Iconic Site Worth Protecting
As we mark the centenary of one of our most significant natural wonders this week, it’s timely to reflect on what one of our most important eco-tourism pioneers envisioned for the reserve
On May 16, 1922 a substantial part of what is now the Cradle Mountain – Lake St Clair National Park was declared a scenic reserve under the Scenery Preservation Act, 1915. It was known for decades as “The Reserve”.
In 1910 Gustav Weindorfer, who established the nearby Waldheim Chalet, recommended reserving the area around Cradle Mountain. He is widely quoted as saying “This must be a National Park for the people for all time. It is magnificent and the people must know about it and enjoy it”.
Since 1982 the national park has been part of the Tasmanian Wilderness World Heritage Area, the only one of 1154 world heritage areas globally with “wilderness” in its name. As stated in the current management plan, “wilderness” is considered to be a remote area largely free of impact from modern society; it is not an attempt to deny millennia of occupation and use, and an enduring connection to country, by the First Nation peoples of lutruwita (Tasmania).
Cradle Mountain is one of the world’s great national parks because it remains largely undeveloped; its wildness is still apparent, even to casual visitors.
But its condition could easily have been very different; there was a proposal in the 1920s to introduce deer which would have wreaked havoc on the native vegetation, proposals from the 1930s to the 1950s to build a road from Cradle Mountain to Lake St Clair, and a proposal in the 1940s to build a hotel near Lake Lilla just below Cradle Mountain. Later generations are thankful that these did not proceed.
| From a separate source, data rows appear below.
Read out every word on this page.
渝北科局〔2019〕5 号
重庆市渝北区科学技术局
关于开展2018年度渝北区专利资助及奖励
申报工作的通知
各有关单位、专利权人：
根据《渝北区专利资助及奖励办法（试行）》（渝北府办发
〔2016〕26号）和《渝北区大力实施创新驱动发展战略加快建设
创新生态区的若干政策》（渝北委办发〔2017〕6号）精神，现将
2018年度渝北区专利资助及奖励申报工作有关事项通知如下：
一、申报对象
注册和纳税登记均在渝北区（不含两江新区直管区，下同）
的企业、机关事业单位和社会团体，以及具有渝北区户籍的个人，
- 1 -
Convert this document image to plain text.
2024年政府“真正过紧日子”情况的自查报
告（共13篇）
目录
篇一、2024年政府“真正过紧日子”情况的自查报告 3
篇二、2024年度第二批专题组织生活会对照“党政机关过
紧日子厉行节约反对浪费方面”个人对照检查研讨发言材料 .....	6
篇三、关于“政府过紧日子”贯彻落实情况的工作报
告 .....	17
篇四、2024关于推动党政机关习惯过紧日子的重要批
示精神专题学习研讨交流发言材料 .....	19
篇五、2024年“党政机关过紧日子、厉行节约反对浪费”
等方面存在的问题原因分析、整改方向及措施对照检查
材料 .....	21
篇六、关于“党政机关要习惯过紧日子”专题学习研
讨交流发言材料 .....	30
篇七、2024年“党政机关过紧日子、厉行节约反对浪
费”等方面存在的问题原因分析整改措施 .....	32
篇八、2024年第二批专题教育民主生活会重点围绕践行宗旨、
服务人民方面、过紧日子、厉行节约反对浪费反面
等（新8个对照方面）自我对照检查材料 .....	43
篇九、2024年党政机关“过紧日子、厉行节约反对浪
One that unfortunately did proceed was the extension, around 1960, of the access road 2km from the Waldheim area to a car park at the edge of Dove Lake where it was clearly visible from many of the surrounding vantage points including Cradle Mountain itself.
The most recent tragedy is that the Parks and Wildlife Service failed to consider alternatives, such as closure and rehabilitation, prior to constructing an inappropriate viewing shelter, now almost complete, on the former car park site.
The viewing shelter was a major outcome of the 2016 Cradle Mountain Master Plan. This was an ambit claim from the local tourism industry written on the premise that Cradle Mountain needs to attract even more visitors. It called for a new visitor centre (uncontroversial and operational since 2020), the viewing shelter and a cableway with small gondolas from the visitor centre to Dove Lake to replace the shuttle bus service.
The cableway would be far more intrusive than the road which has existed for decades and is mostly well hidden in forest. The reason why it was considered desirable for visitors to get their first glimpse of the magnificent natural view of Dove Lake and Cradle Mountain through a window in a viewing shelter was never explained. No consideration was given to whether the additional infrastructure and increased visitor numbers were compatible with the reasons why people visit the national park.
For the past decade the main use of the car park has been as the turn-around area for the very successful shuttle bus service. One obvious alternative future for the car park would have been to close it and construct a much smaller turn-around and bus shelter a short distance back up the road. This would have restored much of the naturalness of Dove Lake. The former road could have provided easy walking and wheelchair access to the lake shore.
Surveys show that the vast majority of visitors to Cradle are very satisfied with the existing shuttle bus service. Nationwide, the vast majority of Australians see national parks as places to protect nature, protect wilderness, and for the low-key appreciation of nature. A major selling point for Tasmanian tourism is the outstanding opportunities to experience wild nature in our national parks. We should be protecting this crucial point of difference, not diminishing it by building more infrastructure to cram everincreasing numbers of visitors into sensitive areas like Dove Lake. People come to Cradle Mountain to enjoy its magnificent natural values, not for a theme-park cableway experience.
The state government needs to acknowledge that the core visitor experience and conservation values of Cradle Mountain are likely being compromised by excessive visitor numbers at peak periods. The priority should be a well-researched and considered approach to address this fundamental question, not to push ahead with the unjustified construction of a cableway.
The government should immediately halt further consideration of the cableway proposal so that it can join the long list of schemes over the past century that later generations are thankful did not proceed.